The new plan will for the first time include involvement of private sector investors in helping Greece on a voluntary basis, Juncker said.
He did not elaborate and sources close to the talks said the way in which private investors would be involved was still being debated by EU and ECB officials. Some form of debt rollover, in which investors would maintain their exposure through purchases of Greek bonds when existing ones mature, appears the most likely outcome.
Greek newspaper Kathimerini said a new three-year bailout package for Greece, to run until mid-2014, would total 85 billion euros, of which the EU and the IMF would provide less than half. The rest of the money would come from sales of Greek state assets and a private sector debt rollover, it said.
Papandreou presented to Juncker a medium-term budget plan featuring deeper spending cuts, measures to boost revenues and a faster sell-off of state assets, to be managed by an independent privatization agency.

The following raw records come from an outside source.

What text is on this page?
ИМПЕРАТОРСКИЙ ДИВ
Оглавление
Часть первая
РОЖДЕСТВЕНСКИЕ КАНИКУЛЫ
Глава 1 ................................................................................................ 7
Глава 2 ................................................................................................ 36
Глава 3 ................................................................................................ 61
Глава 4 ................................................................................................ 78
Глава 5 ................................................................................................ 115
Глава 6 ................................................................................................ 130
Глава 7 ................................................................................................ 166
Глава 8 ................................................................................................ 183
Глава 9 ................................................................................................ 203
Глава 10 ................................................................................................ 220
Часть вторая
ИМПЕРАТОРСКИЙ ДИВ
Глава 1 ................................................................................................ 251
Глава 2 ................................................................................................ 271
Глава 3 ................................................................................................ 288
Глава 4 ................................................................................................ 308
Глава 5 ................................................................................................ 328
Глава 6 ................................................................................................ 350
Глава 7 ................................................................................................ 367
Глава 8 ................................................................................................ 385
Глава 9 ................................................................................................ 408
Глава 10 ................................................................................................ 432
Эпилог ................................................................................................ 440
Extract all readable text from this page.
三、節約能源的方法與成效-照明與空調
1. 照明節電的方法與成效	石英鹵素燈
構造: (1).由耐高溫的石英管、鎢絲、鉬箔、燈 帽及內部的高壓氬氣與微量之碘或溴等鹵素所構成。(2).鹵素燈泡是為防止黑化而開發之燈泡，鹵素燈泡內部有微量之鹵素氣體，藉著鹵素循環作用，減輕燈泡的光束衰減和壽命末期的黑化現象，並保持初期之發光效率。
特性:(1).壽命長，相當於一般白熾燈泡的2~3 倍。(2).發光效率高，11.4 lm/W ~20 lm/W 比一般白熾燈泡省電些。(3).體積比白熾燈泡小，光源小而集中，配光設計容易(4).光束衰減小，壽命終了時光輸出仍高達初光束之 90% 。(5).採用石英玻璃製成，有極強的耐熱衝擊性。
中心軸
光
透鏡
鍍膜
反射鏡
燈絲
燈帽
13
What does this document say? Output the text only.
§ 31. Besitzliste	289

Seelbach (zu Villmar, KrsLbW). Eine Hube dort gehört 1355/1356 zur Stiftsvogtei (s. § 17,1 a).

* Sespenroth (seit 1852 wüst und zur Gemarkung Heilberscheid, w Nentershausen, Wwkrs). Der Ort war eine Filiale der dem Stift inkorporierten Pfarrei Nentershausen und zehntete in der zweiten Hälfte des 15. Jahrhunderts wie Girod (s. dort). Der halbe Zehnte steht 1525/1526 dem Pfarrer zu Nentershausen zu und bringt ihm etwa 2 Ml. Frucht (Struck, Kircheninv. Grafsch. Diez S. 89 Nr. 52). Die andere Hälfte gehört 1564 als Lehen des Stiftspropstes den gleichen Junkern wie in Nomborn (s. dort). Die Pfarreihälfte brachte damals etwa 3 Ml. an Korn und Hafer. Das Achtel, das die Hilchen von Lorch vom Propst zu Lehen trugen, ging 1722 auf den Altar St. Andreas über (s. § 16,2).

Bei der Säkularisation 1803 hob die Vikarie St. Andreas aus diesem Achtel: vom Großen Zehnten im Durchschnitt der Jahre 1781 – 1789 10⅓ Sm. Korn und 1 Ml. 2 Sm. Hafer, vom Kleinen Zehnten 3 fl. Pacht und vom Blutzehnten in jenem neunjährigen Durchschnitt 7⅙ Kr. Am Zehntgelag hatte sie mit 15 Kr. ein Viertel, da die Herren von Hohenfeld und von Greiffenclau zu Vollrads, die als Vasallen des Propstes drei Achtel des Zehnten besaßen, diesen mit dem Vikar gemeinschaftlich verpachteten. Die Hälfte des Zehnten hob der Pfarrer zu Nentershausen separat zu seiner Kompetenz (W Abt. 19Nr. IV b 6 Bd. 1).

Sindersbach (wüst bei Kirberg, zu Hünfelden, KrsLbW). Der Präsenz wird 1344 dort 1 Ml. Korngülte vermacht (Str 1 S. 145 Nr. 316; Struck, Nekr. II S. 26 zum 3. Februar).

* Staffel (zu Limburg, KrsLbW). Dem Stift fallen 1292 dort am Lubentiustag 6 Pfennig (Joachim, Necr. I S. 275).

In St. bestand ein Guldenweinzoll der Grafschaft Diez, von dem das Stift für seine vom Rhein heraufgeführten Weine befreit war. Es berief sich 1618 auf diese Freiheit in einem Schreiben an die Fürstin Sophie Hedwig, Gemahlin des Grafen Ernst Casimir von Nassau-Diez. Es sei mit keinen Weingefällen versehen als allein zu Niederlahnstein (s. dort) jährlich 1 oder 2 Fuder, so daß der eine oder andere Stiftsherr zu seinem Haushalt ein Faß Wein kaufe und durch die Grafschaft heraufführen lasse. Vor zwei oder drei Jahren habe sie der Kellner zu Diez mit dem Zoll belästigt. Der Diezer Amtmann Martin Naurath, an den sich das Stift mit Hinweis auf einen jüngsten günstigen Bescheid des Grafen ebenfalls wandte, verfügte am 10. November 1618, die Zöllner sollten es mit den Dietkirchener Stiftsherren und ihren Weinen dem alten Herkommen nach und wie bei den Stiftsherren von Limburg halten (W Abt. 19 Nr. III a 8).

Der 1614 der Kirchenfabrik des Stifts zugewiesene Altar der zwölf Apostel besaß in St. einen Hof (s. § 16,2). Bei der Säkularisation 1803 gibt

EU Monetary Affairs Commissioner Olli Rehn said Greece’s latest fiscal commitments were “essential” to restoring the sustainability of its finances, and could lead to additional aid.
Athens has veered off course in its current bailout program because of a revenue shortfall due to a deep recession and chronic tax evasion, requiring extra steps worth 6.4 billion euros or 2.8 percent of GDP this year.
The Greek finance ministry said the government would finalize new fiscal measures in the coming days, putting them to parliament after the Cabinet approves them.
The new steps face rising opposition from trade unions and youth protesters, as well as from some back-bench members of Papandreou’s governing PASOK socialist party.
Increased European funding for Greece could face resistance in the parliaments of fiscally conservative northern states, especially Germany and the Netherlands.
Taxpayers in donor countries have so far borne the burden of rescuing Greece and fellow eurozone members Ireland and Portugal.
Some European politicians and economists argue that investors in Greek government bonds must do more than simply accept a rollover. Claudio Loser, a former director of the Western Hemisphere for the IMF, said the fund should push harder for Greece to restructure its debt and negotiate “haircuts,” or reductions in the value of bonds, with investors.
However, the ECB has fought that idea, fearing it would trigger a violent chain reaction in financial markets far beyond Greek borders and provoke a crisis among European banks which hold a large amount of Greek debt.
However, most market economists polled by Reuters believe Greece’s 340 billion euro debt mountain is unsustainable and will have to be restructured sooner or later. Without a restructuring an expanded bailout of Athens may simply buy time without solving Greece’s underlying problem.
“I think [official lenders] have a plan in their head that is reasonable for kicking the can down the road another three months,” said Gianluca Salford, European fixed income strategist at JPMorgan.